With, remember, two little girls.

Why did they embark on that trek, leaving their home and most of their possessions, sometimes leaving family, always leaving friends?

Most are fleeing a collapsing economy—no work, medicine, or food. Many are also fleeing rampant and widespread violence.

And a lot are leaving: Venezuela has the second-largest displaced population in the world right now. Roughly 11,500 migrants are crossing the U.S.’s southern border daily, some legally and some not. In the last year and a half, more than 30,000 refugees and asylum-seekers have come to Chicago.

I couldn’t help but think of these migrants—a dozen or more of whom attend my ward every Sunday—as I started reading 1 Nephi. Because what are Lehi and his family if not refugees?

See, the UN defines refugees as people who are:

“forced to flee their own country and seek safety in another country. They are unable to return to their own country because of feared persecution as a result of who they are, what they believe in or say, or because of armed conflict, violence or serious public disorder.

“Many have been forced to flee with little more than the clothes on their back, leaving behind their homes, possessions, jobs and loved ones. They may have suffered human rights violations, been injured in their flight, or seen family members or friends killed or attacked.”

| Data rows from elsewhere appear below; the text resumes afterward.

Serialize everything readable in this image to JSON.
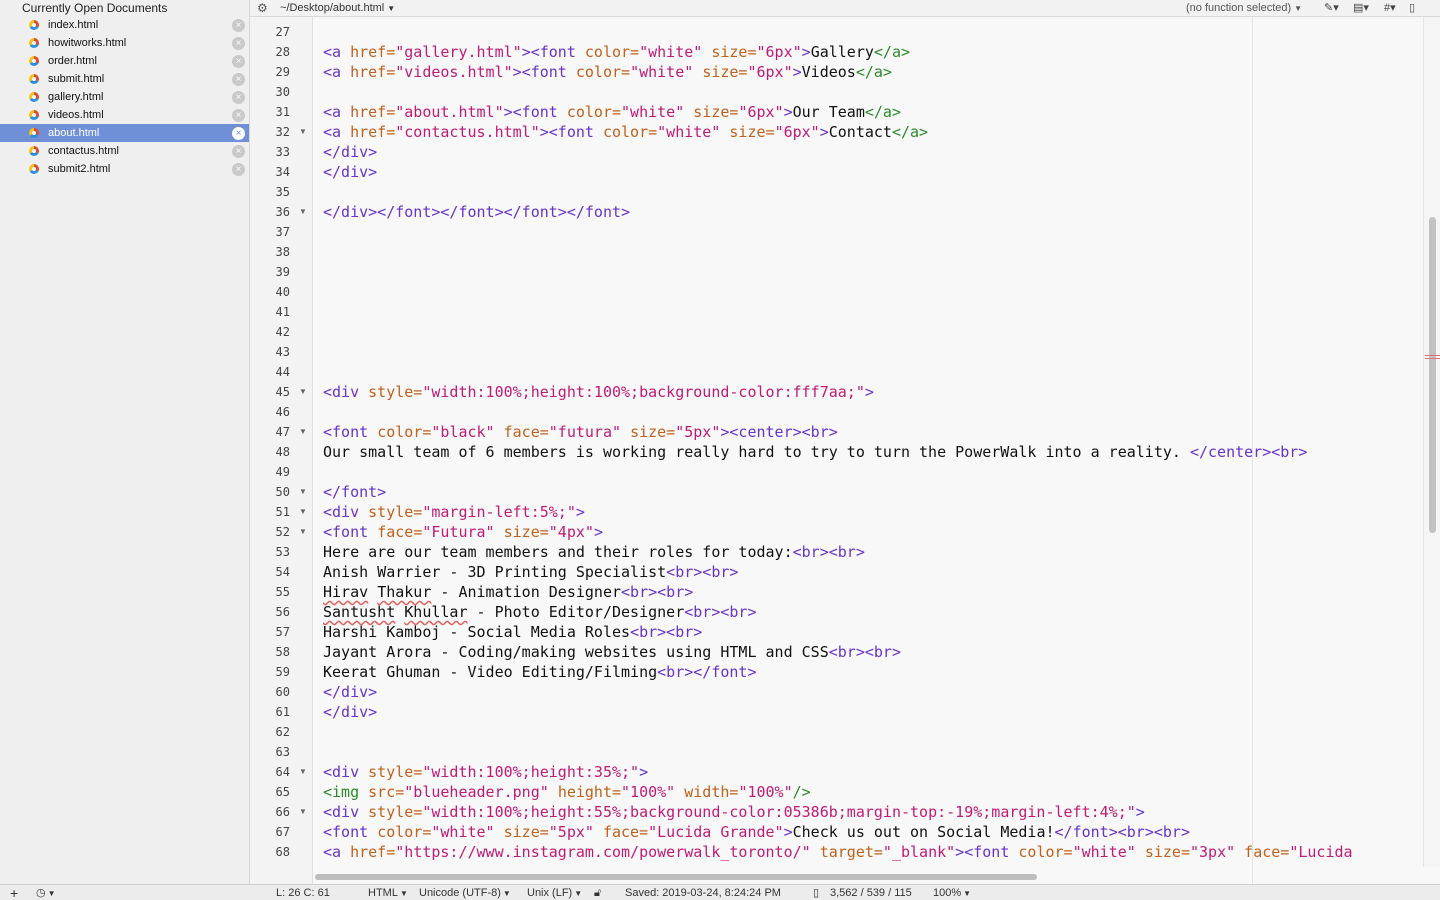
{
  "sidebar": {
    "title": "Currently Open Documents",
    "documents": [
      {
        "name": "index.html",
        "active": false
      },
      {
        "name": "howitworks.html",
        "active": false
      },
      {
        "name": "order.html",
        "active": false
      },
      {
        "name": "submit.html",
        "active": false
      },
      {
        "name": "gallery.html",
        "active": false
      },
      {
        "name": "videos.html",
        "active": false
      },
      {
        "name": "about.html",
        "active": true
      },
      {
        "name": "contactus.html",
        "active": false
      },
      {
        "name": "submit2.html",
        "active": false
      }
    ],
    "close_glyph": "×"
  },
  "topbar": {
    "path": "~/Desktop/about.html",
    "function_selector": "(no function selected)"
  },
  "editor": {
    "lines": [
      {
        "n": 27,
        "fold": false,
        "tokens": []
      },
      {
        "n": 28,
        "fold": false,
        "tokens": [
          [
            "t",
            "<a "
          ],
          [
            "at",
            "href="
          ],
          [
            "v",
            "\"gallery.html\""
          ],
          [
            "t",
            ">"
          ],
          [
            "t",
            "<font "
          ],
          [
            "at",
            "color="
          ],
          [
            "v",
            "\"white\" "
          ],
          [
            "at",
            "size="
          ],
          [
            "v",
            "\"6px\""
          ],
          [
            "t",
            ">"
          ],
          [
            "tx",
            "Gallery"
          ],
          [
            "tg",
            "</a>"
          ]
        ]
      },
      {
        "n": 29,
        "fold": false,
        "tokens": [
          [
            "t",
            "<a "
          ],
          [
            "at",
            "href="
          ],
          [
            "v",
            "\"videos.html\""
          ],
          [
            "t",
            ">"
          ],
          [
            "t",
            "<font "
          ],
          [
            "at",
            "color="
          ],
          [
            "v",
            "\"white\" "
          ],
          [
            "at",
            "size="
          ],
          [
            "v",
            "\"6px\""
          ],
          [
            "t",
            ">"
          ],
          [
            "tx",
            "Videos"
          ],
          [
            "tg",
            "</a>"
          ]
        ]
      },
      {
        "n": 30,
        "fold": false,
        "tokens": []
      },
      {
        "n": 31,
        "fold": false,
        "tokens": [
          [
            "t",
            "<a "
          ],
          [
            "at",
            "href="
          ],
          [
            "v",
            "\"about.html\""
          ],
          [
            "t",
            ">"
          ],
          [
            "t",
            "<font "
          ],
          [
            "at",
            "color="
          ],
          [
            "v",
            "\"white\" "
          ],
          [
            "at",
            "size="
          ],
          [
            "v",
            "\"6px\""
          ],
          [
            "t",
            ">"
          ],
          [
            "tx",
            "Our Team"
          ],
          [
            "tg",
            "</a>"
          ]
        ]
      },
      {
        "n": 32,
        "fold": true,
        "tokens": [
          [
            "t",
            "<a "
          ],
          [
            "at",
            "href="
          ],
          [
            "v",
            "\"contactus.html\""
          ],
          [
            "t",
            ">"
          ],
          [
            "t",
            "<font "
          ],
          [
            "at",
            "color="
          ],
          [
            "v",
            "\"white\" "
          ],
          [
            "at",
            "size="
          ],
          [
            "v",
            "\"6px\""
          ],
          [
            "t",
            ">"
          ],
          [
            "tx",
            "Contact"
          ],
          [
            "tg",
            "</a>"
          ]
        ]
      },
      {
        "n": 33,
        "fold": false,
        "tokens": [
          [
            "t",
            "</div>"
          ]
        ]
      },
      {
        "n": 34,
        "fold": false,
        "tokens": [
          [
            "t",
            "</div>"
          ]
        ]
      },
      {
        "n": 35,
        "fold": false,
        "tokens": []
      },
      {
        "n": 36,
        "fold": true,
        "tokens": [
          [
            "t",
            "</div></font></font></font></font>"
          ]
        ]
      },
      {
        "n": 37,
        "fold": false,
        "tokens": []
      },
      {
        "n": 38,
        "fold": false,
        "tokens": []
      },
      {
        "n": 39,
        "fold": false,
        "tokens": []
      },
      {
        "n": 40,
        "fold": false,
        "tokens": []
      },
      {
        "n": 41,
        "fold": false,
        "tokens": []
      },
      {
        "n": 42,
        "fold": false,
        "tokens": []
      },
      {
        "n": 43,
        "fold": false,
        "tokens": []
      },
      {
        "n": 44,
        "fold": false,
        "tokens": []
      },
      {
        "n": 45,
        "fold": true,
        "tokens": [
          [
            "t",
            "<div "
          ],
          [
            "at",
            "style="
          ],
          [
            "v",
            "\"width:100%;height:100%;background-color:fff7aa;\""
          ],
          [
            "t",
            ">"
          ]
        ]
      },
      {
        "n": 46,
        "fold": false,
        "tokens": []
      },
      {
        "n": 47,
        "fold": true,
        "tokens": [
          [
            "t",
            "<font "
          ],
          [
            "at",
            "color="
          ],
          [
            "v",
            "\"black\" "
          ],
          [
            "at",
            "face="
          ],
          [
            "v",
            "\"futura\" "
          ],
          [
            "at",
            "size="
          ],
          [
            "v",
            "\"5px\""
          ],
          [
            "t",
            ">"
          ],
          [
            "t",
            "<center><br>"
          ]
        ]
      },
      {
        "n": 48,
        "fold": false,
        "tokens": [
          [
            "tx",
            "Our small team of 6 members is working really hard to try to turn the PowerWalk into a reality. "
          ],
          [
            "t",
            "</center><br>"
          ]
        ]
      },
      {
        "n": 49,
        "fold": false,
        "tokens": []
      },
      {
        "n": 50,
        "fold": true,
        "tokens": [
          [
            "t",
            "</font>"
          ]
        ]
      },
      {
        "n": 51,
        "fold": true,
        "tokens": [
          [
            "t",
            "<div "
          ],
          [
            "at",
            "style="
          ],
          [
            "v",
            "\"margin-left:5%;\""
          ],
          [
            "t",
            ">"
          ]
        ]
      },
      {
        "n": 52,
        "fold": true,
        "tokens": [
          [
            "t",
            "<font "
          ],
          [
            "at",
            "face="
          ],
          [
            "v",
            "\"Futura\" "
          ],
          [
            "at",
            "size="
          ],
          [
            "v",
            "\"4px\""
          ],
          [
            "t",
            ">"
          ]
        ]
      },
      {
        "n": 53,
        "fold": false,
        "tokens": [
          [
            "tx",
            "Here are our team members and their roles for today:"
          ],
          [
            "t",
            "<br><br>"
          ]
        ]
      },
      {
        "n": 54,
        "fold": false,
        "tokens": [
          [
            "tx",
            "Anish Warrier - 3D Printing Specialist"
          ],
          [
            "t",
            "<br><br>"
          ]
        ]
      },
      {
        "n": 55,
        "fold": false,
        "tokens": [
          [
            "sp",
            "Hirav"
          ],
          [
            "tx",
            " "
          ],
          [
            "sp",
            "Thakur"
          ],
          [
            "tx",
            " - Animation Designer"
          ],
          [
            "t",
            "<br><br>"
          ]
        ]
      },
      {
        "n": 56,
        "fold": false,
        "tokens": [
          [
            "sp",
            "Santusht"
          ],
          [
            "tx",
            " "
          ],
          [
            "sp",
            "Khullar"
          ],
          [
            "tx",
            " - Photo Editor/Designer"
          ],
          [
            "t",
            "<br><br>"
          ]
        ]
      },
      {
        "n": 57,
        "fold": false,
        "tokens": [
          [
            "tx",
            "Harshi Kamboj - Social Media Roles"
          ],
          [
            "t",
            "<br><br>"
          ]
        ]
      },
      {
        "n": 58,
        "fold": false,
        "tokens": [
          [
            "tx",
            "Jayant Arora - Coding/making websites using HTML and CSS"
          ],
          [
            "t",
            "<br><br>"
          ]
        ]
      },
      {
        "n": 59,
        "fold": false,
        "tokens": [
          [
            "tx",
            "Keerat Ghuman - Video Editing/Filming"
          ],
          [
            "t",
            "<br></font>"
          ]
        ]
      },
      {
        "n": 60,
        "fold": false,
        "tokens": [
          [
            "t",
            "</div>"
          ]
        ]
      },
      {
        "n": 61,
        "fold": false,
        "tokens": [
          [
            "t",
            "</div>"
          ]
        ]
      },
      {
        "n": 62,
        "fold": false,
        "tokens": []
      },
      {
        "n": 63,
        "fold": false,
        "tokens": []
      },
      {
        "n": 64,
        "fold": true,
        "tokens": [
          [
            "t",
            "<div "
          ],
          [
            "at",
            "style="
          ],
          [
            "v",
            "\"width:100%;height:35%;\""
          ],
          [
            "t",
            ">"
          ]
        ]
      },
      {
        "n": 65,
        "fold": false,
        "tokens": [
          [
            "tg",
            "<img "
          ],
          [
            "at",
            "src="
          ],
          [
            "v",
            "\"blueheader.png\" "
          ],
          [
            "at",
            "height="
          ],
          [
            "v",
            "\"100%\" "
          ],
          [
            "at",
            "width="
          ],
          [
            "v",
            "\"100%\""
          ],
          [
            "tg",
            "/>"
          ]
        ]
      },
      {
        "n": 66,
        "fold": true,
        "tokens": [
          [
            "t",
            "<div "
          ],
          [
            "at",
            "style="
          ],
          [
            "v",
            "\"width:100%;height:55%;background-color:05386b;margin-top:-19%;margin-left:4%;\""
          ],
          [
            "t",
            ">"
          ]
        ]
      },
      {
        "n": 67,
        "fold": false,
        "tokens": [
          [
            "t",
            "<font "
          ],
          [
            "at",
            "color="
          ],
          [
            "v",
            "\"white\" "
          ],
          [
            "at",
            "size="
          ],
          [
            "v",
            "\"5px\" "
          ],
          [
            "at",
            "face="
          ],
          [
            "v",
            "\"Lucida Grande\""
          ],
          [
            "t",
            ">"
          ],
          [
            "tx",
            "Check us out on Social Media!"
          ],
          [
            "t",
            "</font><br><br>"
          ]
        ]
      },
      {
        "n": 68,
        "fold": false,
        "tokens": [
          [
            "t",
            "<a "
          ],
          [
            "at",
            "href="
          ],
          [
            "v",
            "\"https://www.instagram.com/powerwalk_toronto/\" "
          ],
          [
            "at",
            "target="
          ],
          [
            "v",
            "\"_blank\""
          ],
          [
            "t",
            ">"
          ],
          [
            "t",
            "<font "
          ],
          [
            "at",
            "color="
          ],
          [
            "v",
            "\"white\" "
          ],
          [
            "at",
            "size="
          ],
          [
            "v",
            "\"3px\" "
          ],
          [
            "at",
            "face="
          ],
          [
            "v",
            "\"Lucida"
          ]
        ]
      }
    ]
  },
  "statusbar": {
    "position": "L: 26 C: 61",
    "language": "HTML",
    "encoding": "Unicode (UTF-8)",
    "line_endings": "Unix (LF)",
    "saved": "Saved: 2019-03-24, 8:24:24 PM",
    "stats": "3,562 / 539 / 115",
    "zoom": "100%"
  },
  "colors": {
    "tag": "#6633cc",
    "attribute": "#c0601a",
    "value": "#c21a74",
    "selection": "#6f8fd6"
  },
  "icons": [
    "gear-icon",
    "file-icon",
    "close-icon",
    "fold-icon",
    "pen-icon",
    "stack-icon",
    "hash-icon",
    "document-icon",
    "plus-icon",
    "clock-icon",
    "lock-icon"
  ]
}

(Amnesty International has a similar definition.)

Lehi faced violence in Jerusalem. After he started preaching, the residents of Jerusalem mocked him and “also sought his life, that they might take it away.” In other words, he faced violence and threats of violence.

In addition, through prophetic revelation, he anticipated societal collapse as Jerusalem was conquered and fell.

So he and his family left. Like Osmar and the vast majority of Venezuelan refugees I’ve met, he left his home and his property, taking “nothing with him, save it were his family, and provisions, and tents.” And his family set out, through wilderness, presumably either on foot or largely on foot, to find a new and better life. And, in fact, Lehi’s family, like many refugees, made this journey not just with adolescent children, but with babies, at least some of whom were born as they travelled (albeit in chapters we don’t read for this week).

I know that sometimes I don’t really dig into the Book of Mormon when I read it. It’s a story I’ve known, at least in broad strokes, for my whole life. I don’t always engage with the fear, the struggle, the pain that the people are dealing with. I already know, when I read “I, Nephi, having been born of goodly parents” that they’re going to make it to the land of promise, that the family is going to split, but that Nephi ends up mostly fine.

But when Lehi came home that day and said, “We need to leave,” he didn’t know that. Nephi didn’t know that. Sariah didn’t. Laman, Lemuel, Sam: they were all stepping into an unknown, escaping violence and economic collapse in hopes of finding a new and better life.

That’s an old story. But it’s also a very modern story, as people continue to escape violence and economic collapse, often through dangerous and difficult circumstances, to find a better life for them and their children, becoming strangers in a strange land.